Context: We’ve been experiencing consistently increasing memory usage on our workers that are solely responsible for firing these Snowplow events. We’re attempting to rule out potential misuse of the library as a culprit (something akin to a memory leak perhaps).
1. Using the Python Tracker, should Tracker be a singleton, or recreated for each new event?
Suppose the Emitter is initialized once as a singleton. For each event fired, a Tracker is created anew, the Subject is set on that Tracker, and tracker.track_self_describing_event() is called passing along the appropriate data. Is this a perfectly acceptable way to use Tracker?
The alternative is to keep Tracker a long-lived instance and change the Subject that is set on it as needed (as appears to be demonstrated in documentation). The concern with this was the variability of state this introduces to the Tracker instance - without the proper cleanup from any calling code that uses the Tracker, this could pass along Subject info that is not desired.
2. Are there any known memory leaks aside from the above?

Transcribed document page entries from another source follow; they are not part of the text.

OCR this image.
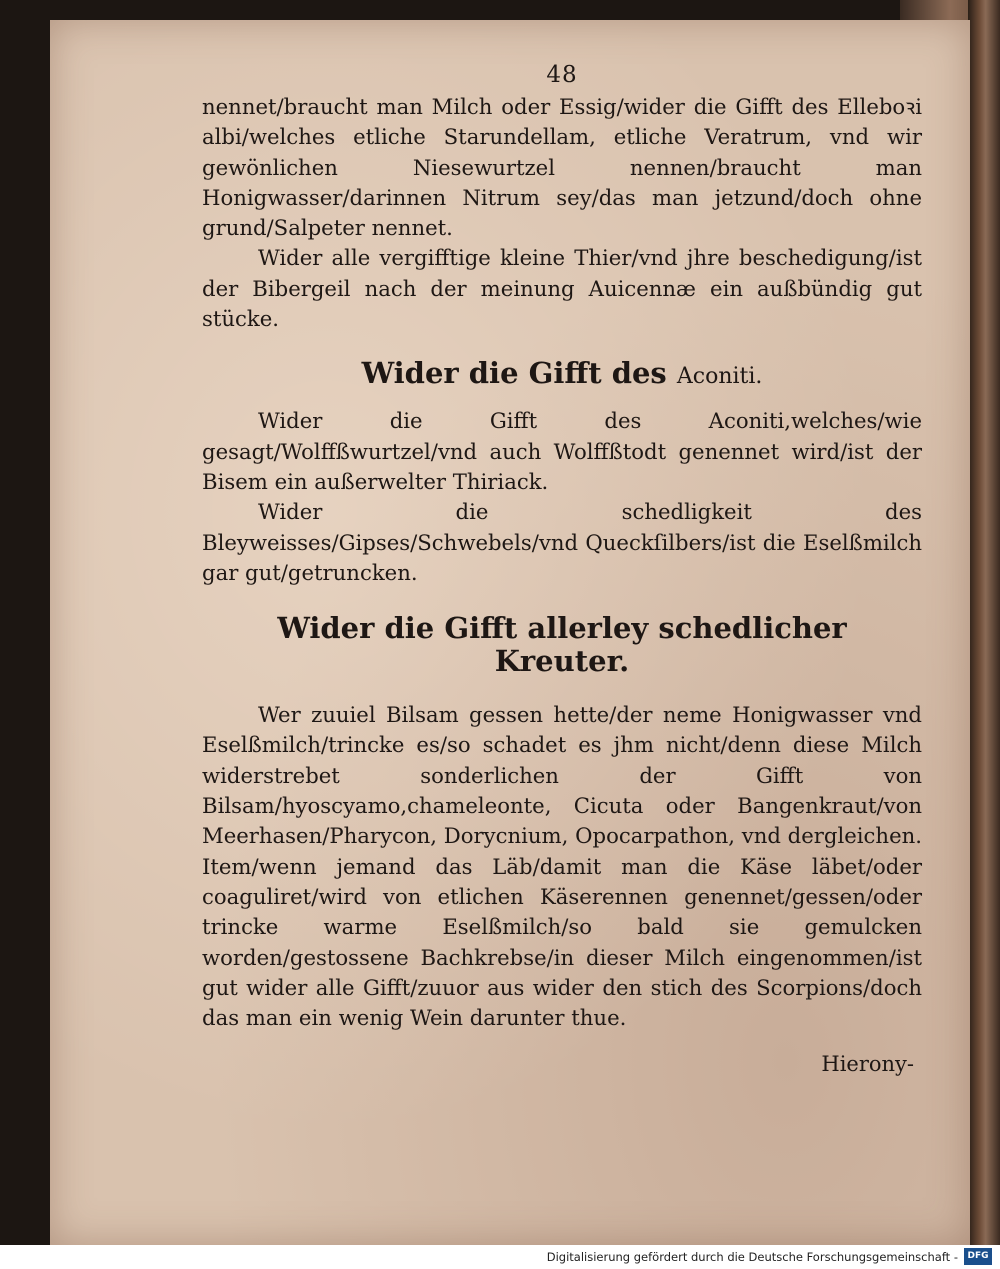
48

nennet/braucht man Milch oder Essig/wider die Gifft des Elleboꝛi albi/welches etliche Starundellam, etliche Veratrum, vnd wir gewönlichen Niesewurtzel nennen/braucht man Honigwasser/darinnen Nitrum sey/das man jetzund/doch ohne grund/Salpeter nennet.

Wider alle vergifftige kleine Thier/vnd jhre beschedigung/ist der Bibergeil nach der meinung Auicennæ ein außbündig gut stücke.

Wider die Gifft des Aconiti.

Wider die Gifft des Aconiti,welches/wie gesagt/Wolffßwurtzel/vnd auch Wolffßtodt genennet wird/ist der Bisem ein außerwelter Thiriack.

Wider die schedligkeit des Bleyweisses/Gipses/Schwebels/vnd Queckſilbers/ist die Eselßmilch gar gut/getruncken.

Wider die Gifft allerley schedlicher
Kreuter.

Wer zuuiel Bilsam gessen hette/der neme Honigwasser vnd Eselßmilch/trincke es/so schadet es jhm nicht/denn diese Milch widerstrebet sonderlichen der Gifft von Bilsam/hyoscyamo,chameleonte, Cicuta oder Bangenkraut/von Meerhasen/Pharycon, Dorycnium, Opocarpathon, vnd dergleichen. Item/wenn jemand das Läb/damit man die Käse läbet/oder coaguliret/wird von etlichen Käserennen genennet/gessen/oder trincke warme Eselßmilch/so bald sie gemulcken worden/gestossene Bachkrebse/in dieser Milch eingenommen/ist gut wider alle Gifft/zuuor aus wider den stich des Scorpions/doch das man ein wenig Wein darunter thue.

Hierony-
Digitalisierung gefördert durch die Deutsche Forschungsgemeinschaft -	DFG
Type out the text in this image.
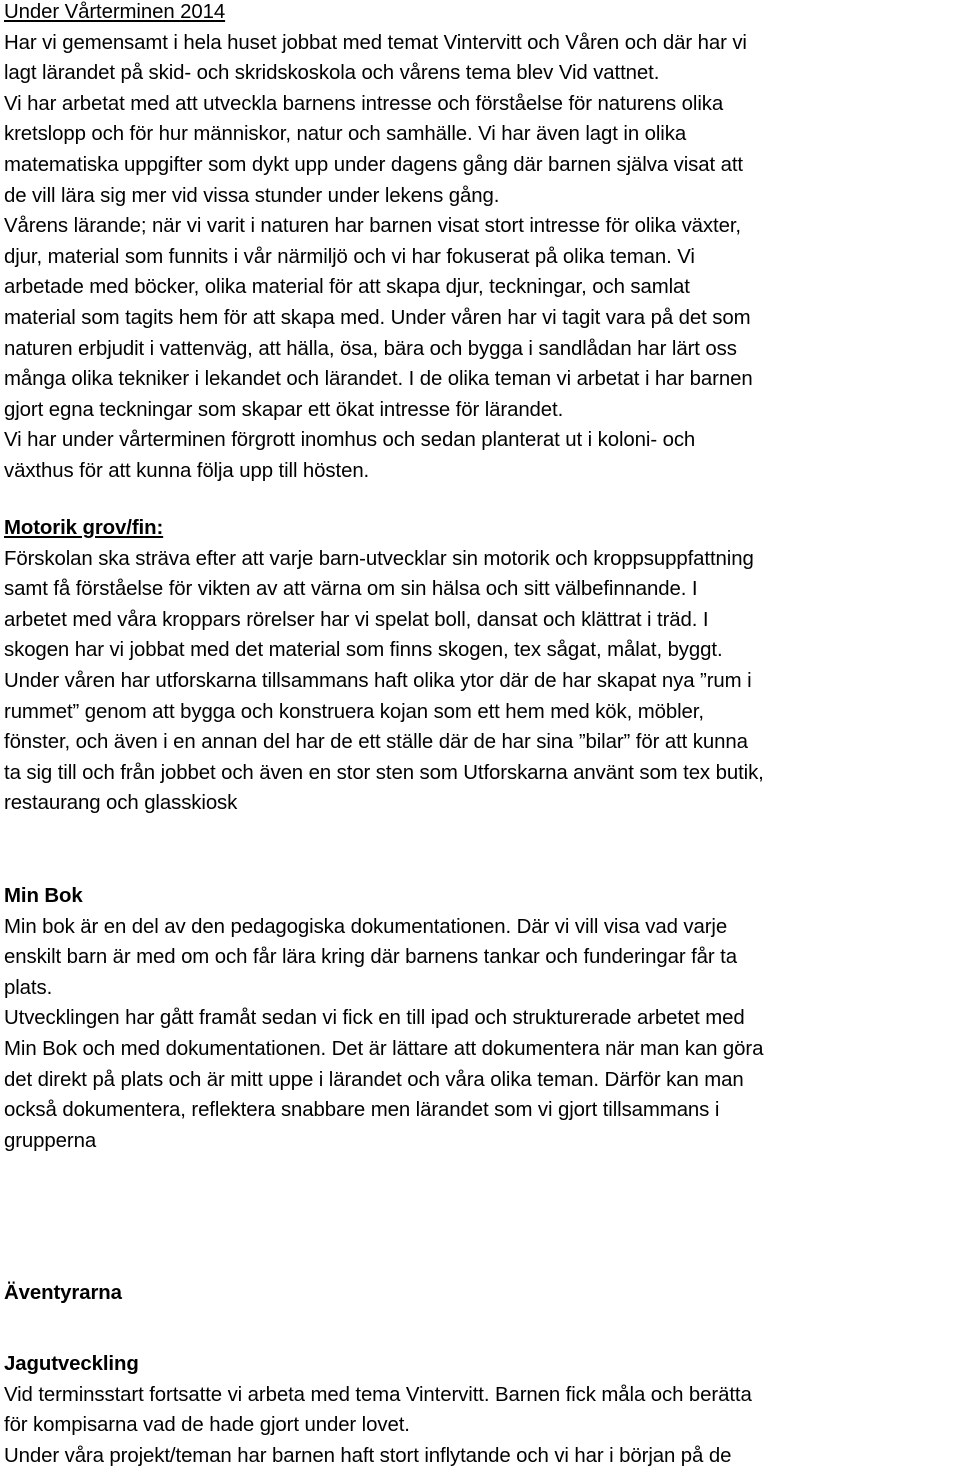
Under Vårterminen 2014
Har vi gemensamt i hela huset jobbat med temat Vintervitt och Våren och där har vi
lagt lärandet på skid- och skridskoskola och vårens tema blev Vid vattnet.
Vi har arbetat med att utveckla barnens intresse och förståelse för naturens olika
kretslopp och för hur människor, natur och samhälle. Vi har även lagt in olika
matematiska uppgifter som dykt upp under dagens gång där barnen själva visat att
de vill lära sig mer vid vissa stunder under lekens gång.
Vårens lärande; när vi varit i naturen har barnen visat stort intresse för olika växter,
djur, material som funnits i vår närmiljö och vi har fokuserat på olika teman. Vi
arbetade med böcker, olika material för att skapa djur, teckningar, och samlat
material som tagits hem för att skapa med. Under våren har vi tagit vara på det som
naturen erbjudit i vattenväg, att hälla, ösa, bära och bygga i sandlådan har lärt oss
många olika tekniker i lekandet och lärandet. I de olika teman vi arbetat i har barnen
gjort egna teckningar som skapar ett ökat intresse för lärandet.
Vi har under vårterminen förgrott inomhus och sedan planterat ut i koloni- och
växthus för att kunna följa upp till hösten.
Motorik grov/fin:
Förskolan ska sträva efter att varje barn-utvecklar sin motorik och kroppsuppfattning
samt få förståelse för vikten av att värna om sin hälsa och sitt välbefinnande. I
arbetet med våra kroppars rörelser har vi spelat boll, dansat och klättrat i träd. I
skogen har vi jobbat med det material som finns skogen, tex sågat, målat, byggt.
Under våren har utforskarna tillsammans haft olika ytor där de har skapat nya ”rum i
rummet” genom att bygga och konstruera kojan som ett hem med kök, möbler,
fönster, och även i en annan del har de ett ställe där de har sina ”bilar” för att kunna
ta sig till och från jobbet och även en stor sten som Utforskarna använt som tex butik,
restaurang och glasskiosk
Min Bok
Min bok är en del av den pedagogiska dokumentationen. Där vi vill visa vad varje
enskilt barn är med om och får lära kring där barnens tankar och funderingar får ta
plats.
Utvecklingen har gått framåt sedan vi fick en till ipad och strukturerade arbetet med
Min Bok och med dokumentationen. Det är lättare att dokumentera när man kan göra
det direkt på plats och är mitt uppe i lärandet och våra olika teman. Därför kan man
också dokumentera, reflektera snabbare men lärandet som vi gjort tillsammans i
gruppernа
Äventyrarna
Jagutveckling
Vid terminsstart fortsatte vi arbeta med tema Vintervitt. Barnen fick måla och berätta
för kompisarna vad de hade gjort under lovet.
Under våra projekt/teman har barnen haft stort inflytande och vi har i början på de
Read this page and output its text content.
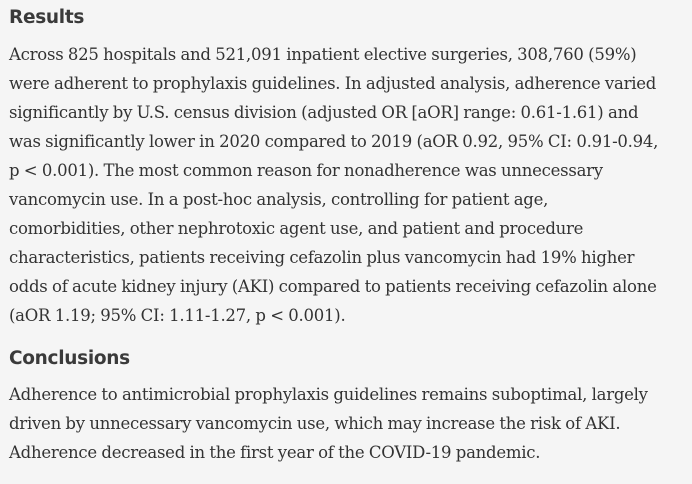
Results

Across 825 hospitals and 521,091 inpatient elective surgeries, 308,760 (59%)
were adherent to prophylaxis guidelines. In adjusted analysis, adherence varied
significantly by U.S. census division (adjusted OR [aOR] range: 0.61-1.61) and
was significantly lower in 2020 compared to 2019 (aOR 0.92, 95% CI: 0.91-0.94,
p < 0.001). The most common reason for nonadherence was unnecessary
vancomycin use. In a post-hoc analysis, controlling for patient age,
comorbidities, other nephrotoxic agent use, and patient and procedure
characteristics, patients receiving cefazolin plus vancomycin had 19% higher
odds of acute kidney injury (AKI) compared to patients receiving cefazolin alone
(aOR 1.19; 95% CI: 1.11-1.27, p < 0.001).

Conclusions

Adherence to antimicrobial prophylaxis guidelines remains suboptimal, largely
driven by unnecessary vancomycin use, which may increase the risk of AKI.
Adherence decreased in the first year of the COVID-19 pandemic.
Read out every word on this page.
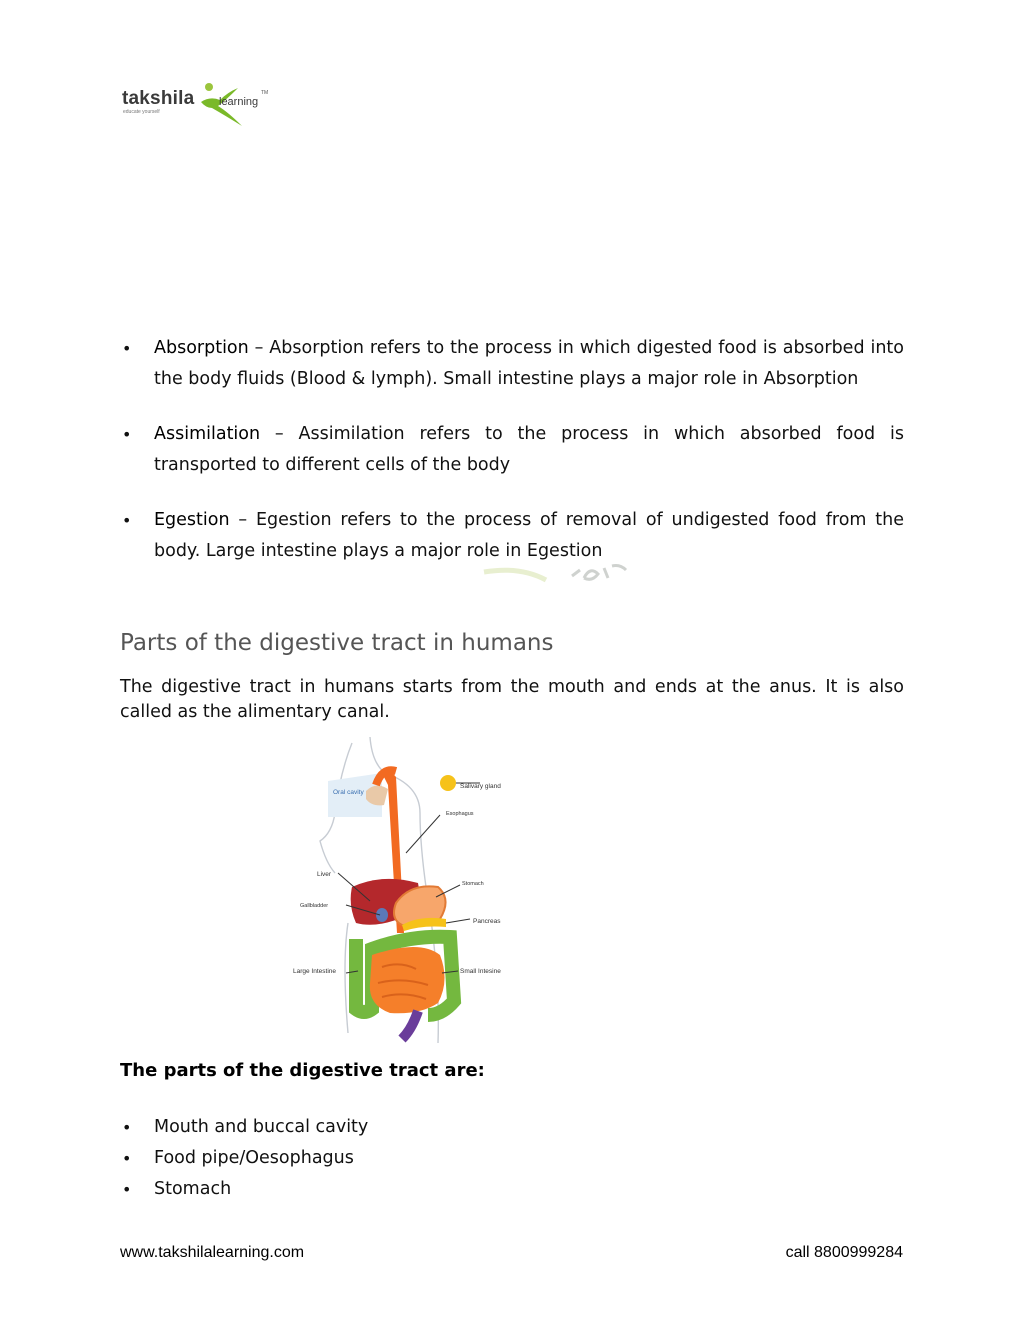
takshila learning
TM
educate yourself
• Absorption – Absorption refers to the process in which digested food is absorbed into the body fluids (Blood & lymph). Small intestine plays a major role in Absorption
• Assimilation – Assimilation refers to the process in which absorbed food is transported to different cells of the body
• Egestion – Egestion refers to the process of removal of undigested food from the body. Large intestine plays a major role in Egestion
Parts of the digestive tract in humans

The digestive tract in humans starts from the mouth and ends at the anus. It is also called as the alimentary canal.

Oral cavity
Salivary gland
Esophagus
Liver
Stomach
Gallbladder
Pancreas
Large Intestine	Small Intesine
The parts of the digestive tract are:
• Mouth and buccal cavity
• Food pipe/Oesophagus
• Stomach
www.takshilalearning.com	call 8800999284
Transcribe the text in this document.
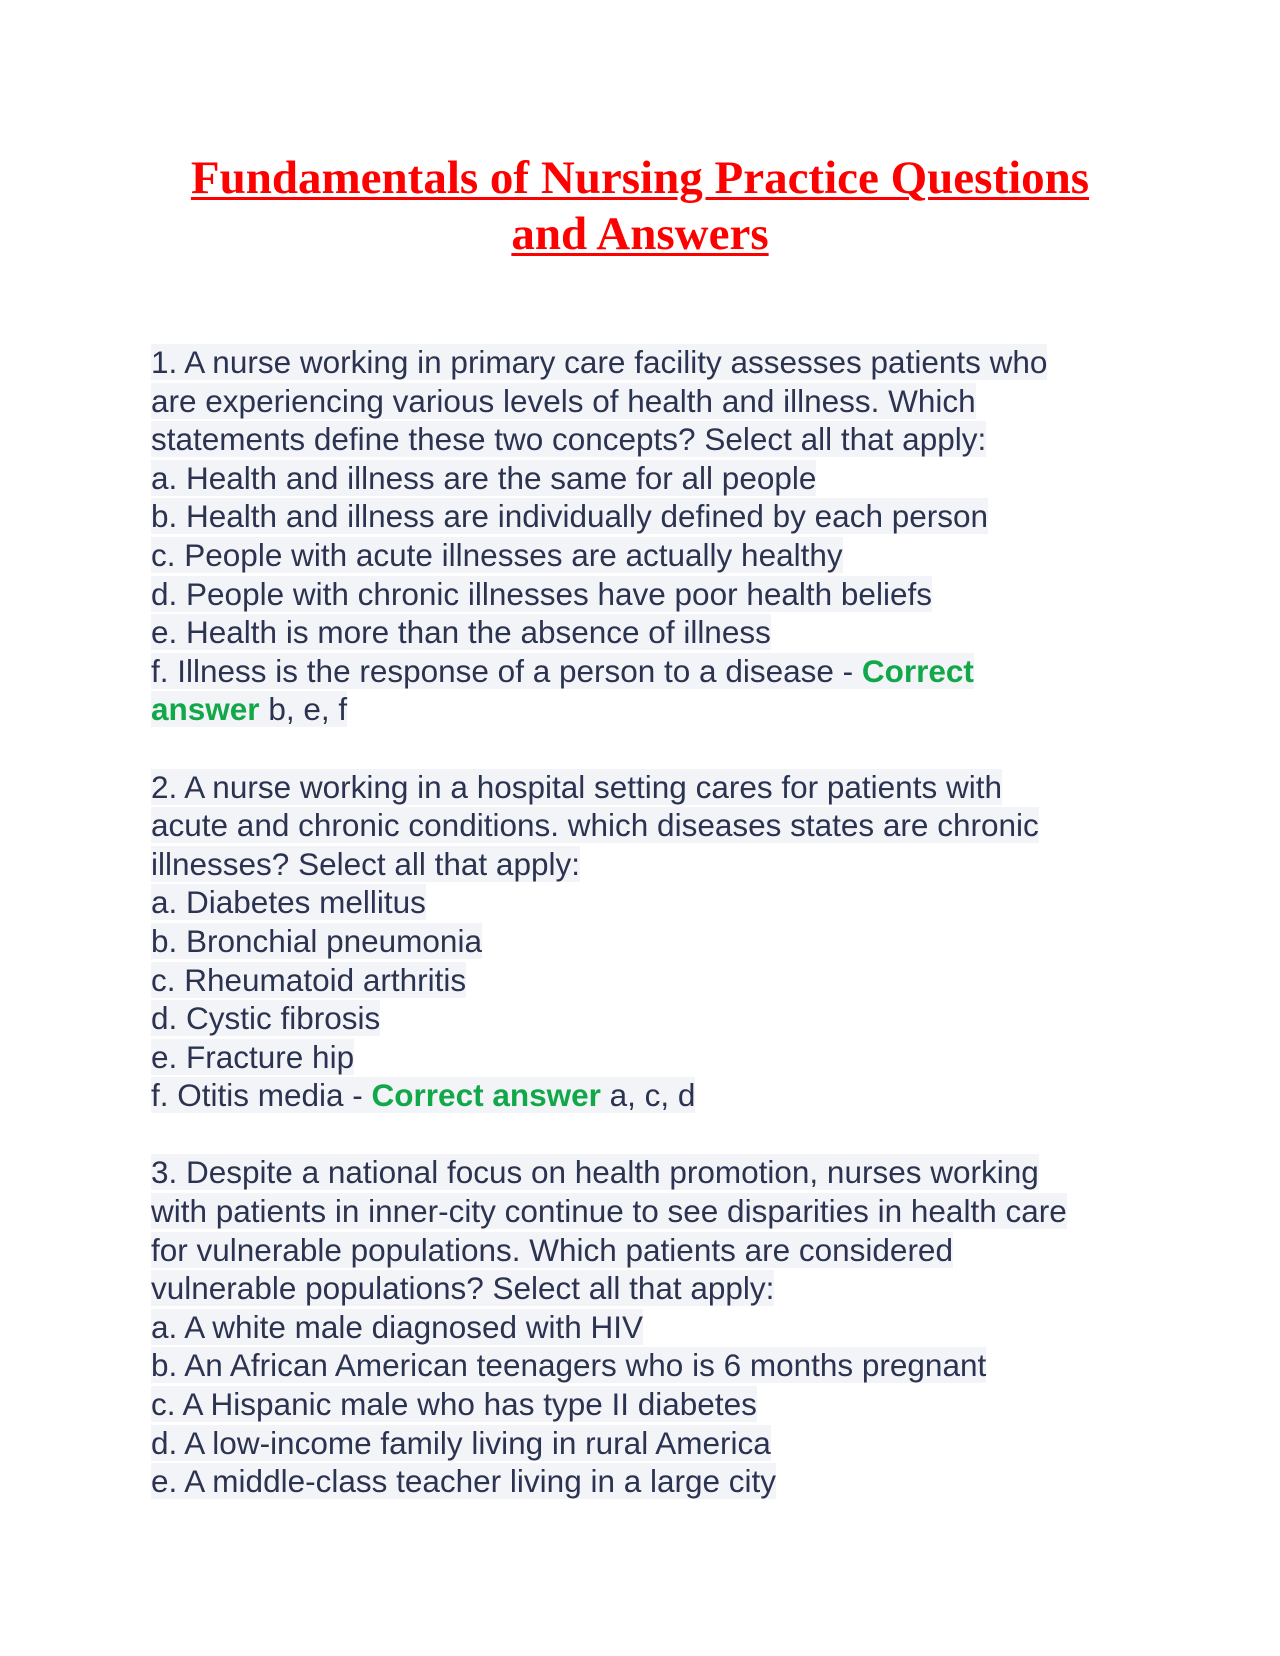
Fundamentals of Nursing Practice Questions
and Answers
1. A nurse working in primary care facility assesses patients who
are experiencing various levels of health and illness. Which
statements define these two concepts? Select all that apply:
a. Health and illness are the same for all people
b. Health and illness are individually defined by each person
c. People with acute illnesses are actually healthy
d. People with chronic illnesses have poor health beliefs
e. Health is more than the absence of illness
f. Illness is the response of a person to a disease - Correct
answer b, e, f
2. A nurse working in a hospital setting cares for patients with
acute and chronic conditions. which diseases states are chronic
illnesses? Select all that apply:
a. Diabetes mellitus
b. Bronchial pneumonia
c. Rheumatoid arthritis
d. Cystic fibrosis
e. Fracture hip
f. Otitis media - Correct answer a, c, d
3. Despite a national focus on health promotion, nurses working
with patients in inner-city continue to see disparities in health care
for vulnerable populations. Which patients are considered
vulnerable populations? Select all that apply:
a. A white male diagnosed with HIV
b. An African American teenagers who is 6 months pregnant
c. A Hispanic male who has type II diabetes
d. A low-income family living in rural America
e. A middle-class teacher living in a large city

The other consideration was if there are any known memory leaks with the Python Tracker library in general. We have some events that may have started passing along significantly larger amounts of data than before, potentially close to when the steady increase in memory usage began. We are suspicious of if the significant memory increase is due to holding on to that data, and we’re only observing it now because of how much data is now being passed along.